The London Underground strike may be about to cause one or two problems for the England team this evening for their match against Andorra. The kick-off time has already been put back to 8.15, and people that have bought tickets have already been advised that they will be able to claim refunds if they are not able to trek across to north London this evening in order to make the match. The FA may have cause to consider the emotional argument for having chosen Wembley with some irritation when they look at situations such as this evening. The option was there for them to move the national stadium to a more central location in England, but the emotional argument eventually won the day and London, with all of its infrastructural difficulties, was the choice.

To a great extent, though, this is part of the problem which will, in the long term, have to be solved with regard to football and travel. Most modern stadia take little to no interest in public transport, giving easy access only to those that chose to travel by car. This is not, however, an environmentally sustainable way of controlling the flow of the public to and from football matches. Some clubs, such as Brighton & Hove Albion, have resolved the issue of car parking by adding an element of “park & ride” to their tickets. If you buy a ticket for a Brighton match, you will get a free bus ride from the railway station to the Withdean Stadium, a couple of miles out of town. A similar scheme is planned for when they move even further out, to Falmer.

No such park & ride scheme will be in place at Wembley this evening, and parking at the stadium is notoriously difficult. 70,000 tickets had been sold for the match this evening, but it would now be less than surprising to see less than half of that number actually being willing or able to slog their way through the tail end of what might turn out to be the worst rush hour of the year, especially considering that they have already been offered their money back if they’re unable to attend. “It’s only Andorra”, they may well think, and it would be difficult to blame them. It has been said that, without the underground running, Wembley can accommodate approximately 30,000 people, so don’t be surprised to see a lot of empty seats there tonight. At least we’ll be spared the indignity of it being played behind closed doors, though and that was being discussed up to yesterday.
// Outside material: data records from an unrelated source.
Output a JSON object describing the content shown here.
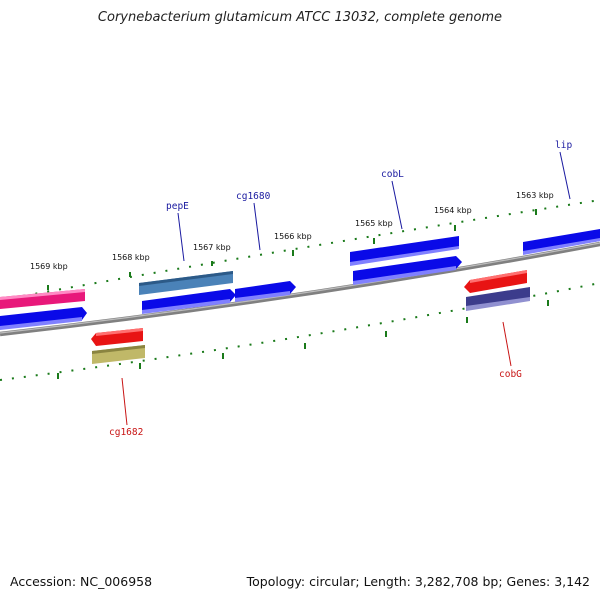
{
  "title": "Corynebacterium glutamicum ATCC 13032, complete genome",
  "footer": {
    "accession": "Accession: NC_006958",
    "summary": "Topology: circular; Length: 3,282,708 bp; Genes: 3,142"
  },
  "colors": {
    "forward_gene": "#0a0ae8",
    "pink_gene": "#e8187a",
    "steel_gene": "#4a82b8",
    "red_gene": "#e81414",
    "olive_gene": "#c0b868",
    "navy_gene": "#3c3c8c",
    "tick": "#1a7a1a",
    "backbone": "#808080",
    "label_forward": "#1a1aa0",
    "label_reverse": "#c81414"
  },
  "kbp_labels": [
    "1563 kbp",
    "1564 kbp",
    "1565 kbp",
    "1566 kbp",
    "1567 kbp",
    "1568 kbp",
    "1569 kbp"
  ],
  "gene_labels": {
    "lip": "lip",
    "cobL": "cobL",
    "cg1680": "cg1680",
    "pepE": "pepE",
    "cobG": "cobG",
    "cg1682": "cg1682"
  }
}
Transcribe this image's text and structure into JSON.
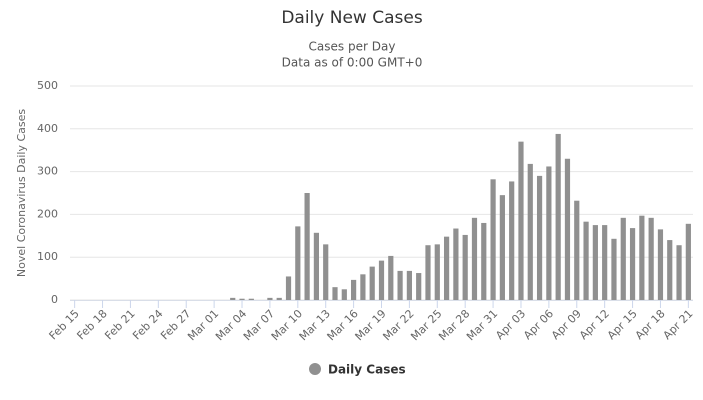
{
  "chart_data": {
    "type": "bar",
    "title": "Daily New Cases",
    "subtitle": [
      "Cases per Day",
      "Data as of 0:00 GMT+0"
    ],
    "y_label": "Novel Coronavirus Daily Cases",
    "categories": [
      "Feb 15",
      null,
      null,
      "Feb 18",
      null,
      null,
      "Feb 21",
      null,
      null,
      "Feb 24",
      null,
      null,
      "Feb 27",
      null,
      null,
      "Mar 01",
      null,
      null,
      "Mar 04",
      null,
      null,
      "Mar 07",
      null,
      null,
      "Mar 10",
      null,
      null,
      "Mar 13",
      null,
      null,
      "Mar 16",
      null,
      null,
      "Mar 19",
      null,
      null,
      "Mar 22",
      null,
      null,
      "Mar 25",
      null,
      null,
      "Mar 28",
      null,
      null,
      "Mar 31",
      null,
      null,
      "Apr 03",
      null,
      null,
      "Apr 06",
      null,
      null,
      "Apr 09",
      null,
      null,
      "Apr 12",
      null,
      null,
      "Apr 15",
      null,
      null,
      "Apr 18",
      null,
      null,
      "Apr 21"
    ],
    "series": [
      {
        "name": "Daily Cases",
        "color": "#909090",
        "values": [
          0,
          0,
          0,
          0,
          0,
          0,
          0,
          0,
          0,
          0,
          0,
          0,
          0,
          0,
          0,
          0,
          0,
          5,
          3,
          3,
          0,
          5,
          5,
          55,
          172,
          250,
          157,
          130,
          30,
          25,
          47,
          60,
          78,
          92,
          103,
          68,
          68,
          63,
          128,
          130,
          148,
          167,
          152,
          192,
          180,
          282,
          245,
          277,
          370,
          318,
          290,
          312,
          388,
          330,
          232,
          183,
          175,
          175,
          143,
          192,
          168,
          197,
          192,
          165,
          140,
          128,
          178
        ]
      }
    ],
    "ylim": [
      0,
      500
    ],
    "yticks": [
      0,
      100,
      200,
      300,
      400,
      500
    ],
    "grid": true,
    "legend": "bottom"
  }
}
This is not the time and place to argue the rights and wrongs of the tube strike. The strike has already started, and London’s travel capacity (which is pushed to its limit even with the underground in place) is almost certainly creaking under the weight of hundreds of thousands of people that would usually be using the underground above the surface, firing up their cars and cramming themselves onto the buses. Sitting here, drinking a nice cup of coffee before departing on what I assume will be a stress-free journey to work, they have my every sympathy, as do those intending to travel to Wembley this evening.